Namun demikian, Evita mengakui jika salah satu paramater yang akan digunakan untuk menentukan boleh tidaknya mobil pribadi mengonsumsi Premium adalah kapasitas mesin atau cc. Apakah mobil dengan cc di atas 1.500 yang akan dilarang" "Detilnya nanti ya, ini masih dibahas. Yang jelas, salah satu acuannya berdasar cc," katanya.
Karena itu, Evita juga belum bisa memaparkan bagaimana skema detil pembatasan, apakah dengan cara menempelkan smart card atau dengan pembedaan warna tanda nomor pelat kendaraan, maupun bagaimana sistem pengawasan di SPBU. "Intinya, kita ingin mengarahkan BBM subsidi kepada yang lebih berhak," ucapnya.
Di Istana Merdeka, Menteri ESDM Jero Wacik mengatakan, peraturan mengenai pembatasan energi tersebut nantinya akan berbarengan dengan kebijakan gerakan penghematan secara nasional. "Iya, aturanya bakal keluar bersamaan, satu paket," kata Jero setelah menghadiri penyambutan PM Inggris David Cameron.
Rencananya, gerakan penghematan energi tersebut akan langsung disampaikan Presiden Susilo Bambang Yudhoyono. "Sedang kami bahas (peraturannya), yang penting pelaksanaannya jelas," kata mantan Menbudpar tersebut.
Jero mengatakan, pihaknya akan memantau kondisi riil di lapangan untuk menerapkan kebijakan pembatasan BBM tersebut.
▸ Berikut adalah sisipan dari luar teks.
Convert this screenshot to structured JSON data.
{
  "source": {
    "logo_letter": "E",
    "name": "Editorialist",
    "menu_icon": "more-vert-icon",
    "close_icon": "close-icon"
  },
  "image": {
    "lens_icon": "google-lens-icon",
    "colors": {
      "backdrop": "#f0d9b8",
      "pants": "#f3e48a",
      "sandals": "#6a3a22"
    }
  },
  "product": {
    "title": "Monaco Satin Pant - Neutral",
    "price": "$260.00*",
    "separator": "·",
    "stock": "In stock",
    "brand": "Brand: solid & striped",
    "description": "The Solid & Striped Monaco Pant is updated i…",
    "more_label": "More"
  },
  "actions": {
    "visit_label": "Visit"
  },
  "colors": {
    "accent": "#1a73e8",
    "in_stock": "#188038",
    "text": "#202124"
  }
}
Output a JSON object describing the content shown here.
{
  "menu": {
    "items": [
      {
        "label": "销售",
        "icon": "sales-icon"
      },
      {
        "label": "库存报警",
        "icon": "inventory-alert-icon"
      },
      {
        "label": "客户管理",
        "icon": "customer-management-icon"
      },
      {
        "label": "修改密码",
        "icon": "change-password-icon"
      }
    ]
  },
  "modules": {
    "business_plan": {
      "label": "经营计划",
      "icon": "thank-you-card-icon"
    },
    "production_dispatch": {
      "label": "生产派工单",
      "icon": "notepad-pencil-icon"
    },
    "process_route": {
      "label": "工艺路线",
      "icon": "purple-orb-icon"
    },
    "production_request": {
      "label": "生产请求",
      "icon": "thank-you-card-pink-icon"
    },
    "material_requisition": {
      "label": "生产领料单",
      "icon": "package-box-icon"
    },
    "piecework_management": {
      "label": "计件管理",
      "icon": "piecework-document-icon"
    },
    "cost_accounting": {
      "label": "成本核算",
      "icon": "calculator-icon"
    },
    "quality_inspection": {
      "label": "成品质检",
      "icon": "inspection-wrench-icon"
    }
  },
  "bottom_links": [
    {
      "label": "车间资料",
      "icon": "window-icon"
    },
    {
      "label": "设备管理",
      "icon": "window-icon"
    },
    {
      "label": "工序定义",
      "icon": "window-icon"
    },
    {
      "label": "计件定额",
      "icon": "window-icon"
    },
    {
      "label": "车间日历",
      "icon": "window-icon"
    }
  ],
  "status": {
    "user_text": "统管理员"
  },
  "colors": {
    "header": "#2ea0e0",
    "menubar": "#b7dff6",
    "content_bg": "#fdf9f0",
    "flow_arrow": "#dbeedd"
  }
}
Misalnya terkait dengan persediaan pertamax di daerah tertentu. "Jangan nanti mempersulit," katanya.
Sebelumnya, Wakil Menteri ESDM Widjajono Partowidagdo mengatakan, secara pribadi, dirinya ingin agar konsumsi BBM subsidi dikontrol secara ketat. "Karena itu, perlu ada aturan bahwa mobil di atas 1.500 cc wajib menggunakan Pertamax," ujarnya.
Tak hanya itu, sejalan dengan konsep pembatasan yang sebelumnya sempat digodog pemerintah, Widjajono juga menyampaikan bahwa seharusnya mobil pribadi dengan kapasitas mesin di bawah 1.500 cc dilarang menggunakan BBM subsidi. "Jadi, harus menggunakan Premix," katanya.
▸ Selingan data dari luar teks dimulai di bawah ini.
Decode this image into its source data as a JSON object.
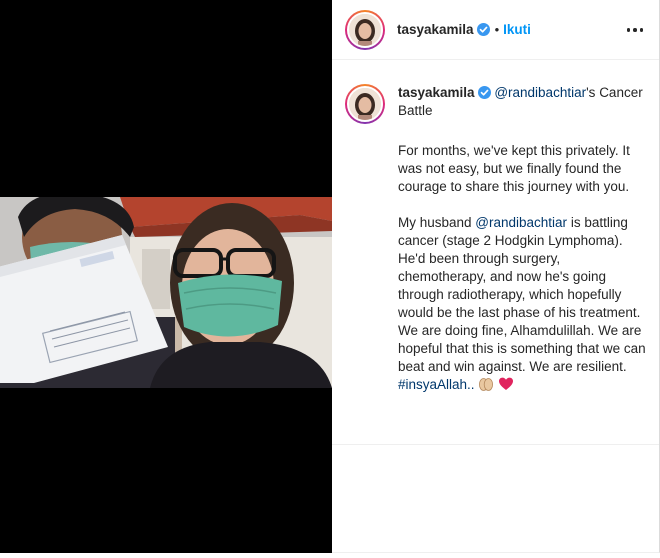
{
  "post": {
    "username": "tasyakamila",
    "follow_label": "Ikuti",
    "separator": "•",
    "verified_icon": "verified-badge-icon",
    "more_icon": "more-options-icon",
    "caption": {
      "username": "tasyakamila",
      "line1_mention": "@randibachtiar",
      "line1_suffix": "'s",
      "line1_rest": "Cancer Battle",
      "para1": "For months, we've kept this privately. It was not easy, but we finally found the courage to share this journey with you.",
      "para2_prefix": "My husband ",
      "para2_mention": "@randibachtiar",
      "para2_rest": " is battling cancer (stage 2 Hodgkin Lymphoma). He'd been through surgery, chemotherapy, and now he's going through radiotherapy, which hopefully would be the last phase of his treatment. We are doing fine, Alhamdulillah. We are hopeful that this is something that we can beat and win against. We are resilient.",
      "hashtag": "#insyaAllah..",
      "emojis": [
        "praying-hands-emoji",
        "red-heart-emoji"
      ]
    }
  },
  "colors": {
    "link": "#00376b",
    "follow": "#0095f6",
    "verified": "#3897f0",
    "text": "#262626"
  }
}
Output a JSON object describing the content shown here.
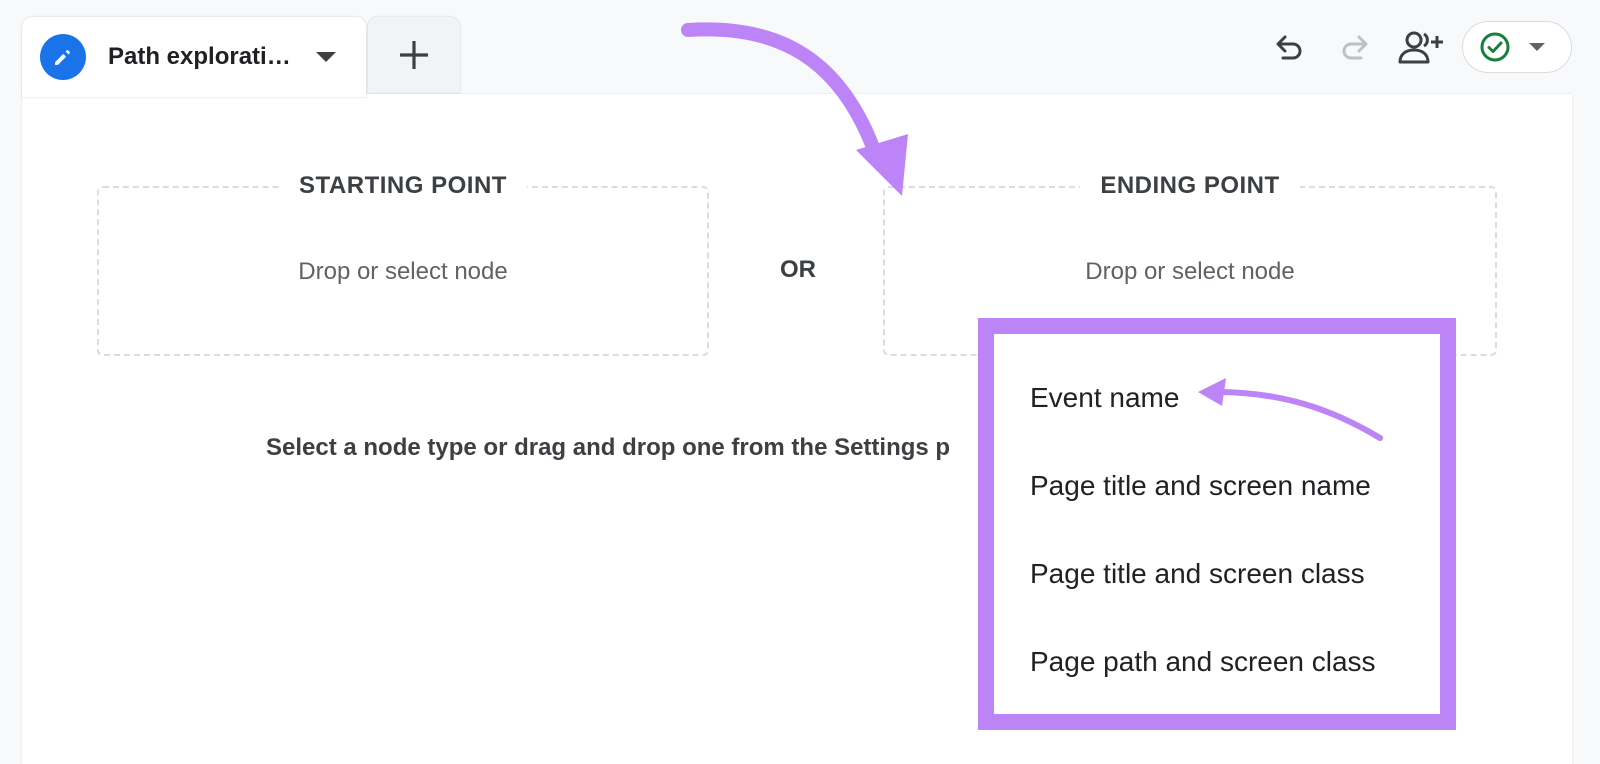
{
  "tab": {
    "title": "Path explorati…"
  },
  "path": {
    "starting_point": {
      "title": "STARTING POINT",
      "hint": "Drop or select node"
    },
    "or_label": "OR",
    "ending_point": {
      "title": "ENDING POINT",
      "hint": "Drop or select node"
    },
    "instruction": "Select a node type or drag and drop one from the Settings p"
  },
  "node_menu": {
    "items": [
      "Event name",
      "Page title and screen name",
      "Page title and screen class",
      "Page path and screen class"
    ]
  },
  "colors": {
    "accent_blue": "#1a73e8",
    "highlight_purple": "#bd84f8",
    "status_green": "#188038"
  },
  "icons": {
    "tab": "pencil-icon",
    "add_tab": "plus-icon",
    "undo": "undo-icon",
    "redo": "redo-icon",
    "share": "add-person-icon",
    "status": "check-circle-icon"
  }
}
Premix merupakan jenis BBM dengan angka oktan atau RON 90 seharga Rp 7.200 per liter, jadi di atas Premium yang memiliki RON 88, tapi di bawah Pertamax yang memiliki RON 92. "Atau cara lainnya, mobil pribadi di bawah 1.500 cc harus membeli Pertamax dulu sebelum membeli Premium dalam jumlah yang sama di SPBU (stasiun pengisian bahan bakar umum)," ucapnya.
Artinya, jika pemilik mobil pribadi ingin membeli Premium sebanyak 10 liter, maka dia harus terlebih dahulu membeli Pertamax sebanyak 10 liter. Dengan demikian, BBM subsidi bisa lebih banyak disalurkan kepada masyarakat kurang mampu. "Karena itu, perlu juga dibuat aturan bahwa Premium hanya untuk angkutan umum dan sepeda motor," jelasnya.
Namun, ide Widjajono soal Premix tersebut dimentahkan oleh Evita. Menurut dia, keberadaan BBM jenis Premix yang memiliki angka oktan atau RON 90 sulit direalisasikan tahun ini. "Sebab, penerapannya akan rumit," ujarnya.
Evita menyebut, karena masih menggunakan komponen subsidi, maka harus dibahas terlebih dahulu dengan DPR. Selain itu, volumenya pun harus dikontrol ketat. "Jadi, ide Premix ini tidak masuk dalam opsi," katanya. (owi/fal)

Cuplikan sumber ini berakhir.